So, how big is all of Google+ Communities anyway?
Not how many communities (8 million and a skosh). Not how many actual
users (a few tens of millions). But posts and text.
(I'm skipping the boring stuff like images, which blow things up a lot, but we can get to that later if you'd like.)
Suppose someone walked up to you and asked if you'd like a full copy of the Google+ Communities post archive. A few thoughts might occur to you, one being "where would I put that?"
I mean, Google, GOOGLE SCALE.
Maybe ... not. At least by modern hardware standards
So, back in mid-December I sampled 36,000 randomly-selected G+ communities and got some information on them -- name, description, member count. And the ten most recent posts, along with the elapsed date range between the newest and oldest posts. So what does that give us?
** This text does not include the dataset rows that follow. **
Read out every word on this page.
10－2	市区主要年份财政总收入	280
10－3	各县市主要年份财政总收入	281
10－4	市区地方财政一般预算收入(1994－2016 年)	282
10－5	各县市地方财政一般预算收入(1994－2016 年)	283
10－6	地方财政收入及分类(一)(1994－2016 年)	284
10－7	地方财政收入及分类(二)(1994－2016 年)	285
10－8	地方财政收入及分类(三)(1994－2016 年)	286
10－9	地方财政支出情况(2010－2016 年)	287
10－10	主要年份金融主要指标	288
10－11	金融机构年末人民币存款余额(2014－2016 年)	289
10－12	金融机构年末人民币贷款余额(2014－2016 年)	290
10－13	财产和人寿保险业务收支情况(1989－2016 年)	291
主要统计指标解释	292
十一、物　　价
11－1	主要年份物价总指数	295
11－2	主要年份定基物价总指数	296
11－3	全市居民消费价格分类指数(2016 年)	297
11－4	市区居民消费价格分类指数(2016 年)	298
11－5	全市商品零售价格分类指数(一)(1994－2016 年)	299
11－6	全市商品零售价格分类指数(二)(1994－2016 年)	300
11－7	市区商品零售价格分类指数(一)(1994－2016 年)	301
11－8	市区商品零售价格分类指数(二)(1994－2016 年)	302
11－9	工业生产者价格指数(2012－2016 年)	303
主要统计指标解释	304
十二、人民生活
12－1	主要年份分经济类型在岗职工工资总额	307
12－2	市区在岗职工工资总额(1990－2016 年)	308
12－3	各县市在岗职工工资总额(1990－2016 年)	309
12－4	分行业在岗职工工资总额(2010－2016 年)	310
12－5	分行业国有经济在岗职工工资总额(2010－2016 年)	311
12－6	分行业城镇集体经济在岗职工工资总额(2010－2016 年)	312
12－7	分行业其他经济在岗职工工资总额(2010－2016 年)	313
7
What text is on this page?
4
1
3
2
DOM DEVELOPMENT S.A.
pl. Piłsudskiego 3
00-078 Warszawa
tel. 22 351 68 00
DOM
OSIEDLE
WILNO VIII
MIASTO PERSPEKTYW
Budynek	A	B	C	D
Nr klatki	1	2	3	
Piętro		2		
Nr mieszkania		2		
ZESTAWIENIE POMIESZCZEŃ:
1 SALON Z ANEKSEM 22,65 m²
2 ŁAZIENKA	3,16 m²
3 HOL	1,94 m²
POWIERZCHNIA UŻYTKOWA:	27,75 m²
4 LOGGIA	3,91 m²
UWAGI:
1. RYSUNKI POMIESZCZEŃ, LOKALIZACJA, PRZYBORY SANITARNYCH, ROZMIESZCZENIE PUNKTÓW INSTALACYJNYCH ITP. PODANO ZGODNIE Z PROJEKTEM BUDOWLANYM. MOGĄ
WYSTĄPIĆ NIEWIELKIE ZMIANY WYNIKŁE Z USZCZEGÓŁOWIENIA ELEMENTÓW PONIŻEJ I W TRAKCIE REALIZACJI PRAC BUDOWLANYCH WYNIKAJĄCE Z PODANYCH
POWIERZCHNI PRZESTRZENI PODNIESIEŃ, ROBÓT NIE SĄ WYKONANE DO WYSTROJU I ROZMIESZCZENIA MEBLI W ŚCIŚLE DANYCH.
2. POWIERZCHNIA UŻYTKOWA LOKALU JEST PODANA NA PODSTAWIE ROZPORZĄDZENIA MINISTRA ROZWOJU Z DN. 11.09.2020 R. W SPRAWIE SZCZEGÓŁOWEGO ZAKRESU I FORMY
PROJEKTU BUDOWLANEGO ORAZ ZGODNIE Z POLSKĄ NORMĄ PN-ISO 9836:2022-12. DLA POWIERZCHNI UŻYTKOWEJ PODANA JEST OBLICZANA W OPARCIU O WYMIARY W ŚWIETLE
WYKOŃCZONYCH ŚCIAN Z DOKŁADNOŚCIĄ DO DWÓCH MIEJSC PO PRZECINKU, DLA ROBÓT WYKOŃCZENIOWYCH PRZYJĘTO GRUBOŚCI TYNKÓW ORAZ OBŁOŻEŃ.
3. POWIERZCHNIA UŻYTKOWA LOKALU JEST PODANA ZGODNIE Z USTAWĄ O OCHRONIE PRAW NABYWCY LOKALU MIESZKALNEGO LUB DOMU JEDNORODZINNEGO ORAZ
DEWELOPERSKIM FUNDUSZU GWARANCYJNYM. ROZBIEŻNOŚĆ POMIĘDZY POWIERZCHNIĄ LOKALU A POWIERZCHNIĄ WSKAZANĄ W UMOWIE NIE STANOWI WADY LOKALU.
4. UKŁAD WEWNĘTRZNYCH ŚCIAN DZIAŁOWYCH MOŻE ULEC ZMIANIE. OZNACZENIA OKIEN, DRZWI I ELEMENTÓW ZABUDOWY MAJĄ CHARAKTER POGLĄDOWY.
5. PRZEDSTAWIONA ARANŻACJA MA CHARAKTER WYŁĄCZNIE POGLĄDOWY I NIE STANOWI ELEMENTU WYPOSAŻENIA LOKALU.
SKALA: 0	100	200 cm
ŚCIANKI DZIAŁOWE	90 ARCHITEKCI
First off, only 4,465 of the 36,000 communities
had a full ten posts in their history. The others either never had
more than 9 posts submitted, or had them purged (user deletion, spam, other actions, stuff
). I'll treat any community with fewer than 10 posts as effectively zero, to simplify things.
The elapsed time gives me a post rate
, which is how many posts are submitted over any given time interval. Weeks become handy, and the rate is about 1 post/wk, on average (1.0046/wk, if you want to be precise).
My 36k sample represents about 1 of every 223 actual communities, so we can multiply 4,465 by 223 and get ... about a million (996,000).
Gee, about a million, and about a post a week, so a million posts a week? Yeah, but let's be precise:
You have: 996000 \* 1.0046
Yeah, that's pretty much a million posts/wk.
G+ Communities launched in December, 2012, and will be shut down in April, 2019. I'll simplify again and take Jan 1 2013 - December 31 2018, or six years of 52 weeks: 312 million posts.
But how long is a post
I'm punting here (though ... actually I do
have some data, come to think), and took a quick look at #Discovfefe
, I mean, Google+ Discover
. Grabbing a random few posts, they tend to run about 20-40 words typically, with some of the longer ones weighing in at 100 - 450 words. Mostly, though, about Tweet sized, which probably reflects a number of factors. Call it 250 bytes.
312 million posts * 250 bytes: 78 GB.
Yes: "Google-scale" source text for Google+ Communities is probably under 100 GB total storage.
Caveats, civet cats, and all that jazz
The short-cuts I took above probably overstate
the storage estimate -- Communities are created over time, they did not all exist for the entire life of G+ communities, and posting rates may have changed. The "elapsed" interval also doesn't count communities which have stopped
generating new posts.
The page weight
And it's likely that a fair amount of data was
submitted but has been removed -- spam, deleted accounts, and the like.
And even if you're only counting text, there's some post-level metadata: the author, date, communityID, and related bits, which pad out the data requirements slightly. These numbers are rough.
But the purpose is to give an approximate sense of the scale.
And photos. About 30% of posts seem to have an image attached. G+ has a max size I'd need to look up -- 2120 x 1192, apparent. But you're looking at about 93 million images or so, roughly. Some can be quite large. This beauty
(and it is
pretty) is 7.4 MB, at about 4k x 6k pixels, 24 MP raw. And this shot of Tulsi Gabbard
as a link hero is about 1060x600 pixels.SanDisk have one of the better image size / storage capacity references
I've seen. In 12MP format (3k x 4k pixels), 1 GB can hold about 238 images, 128 GB, over 30,000.
Put it on my bill, said the duck
How much did Google pay for all of this?
No, really: How much did Google pay for all of this?
Because one aspect of this whole fiasco I kind of don't begrudge is that a handful of us got a fairly nice playground for a while. That it's getting shuttered wasn't a huge surprise. How
it's being shuttered .... Well, I've written about that
Now, if only I knew someone who might be able to tell me the answer....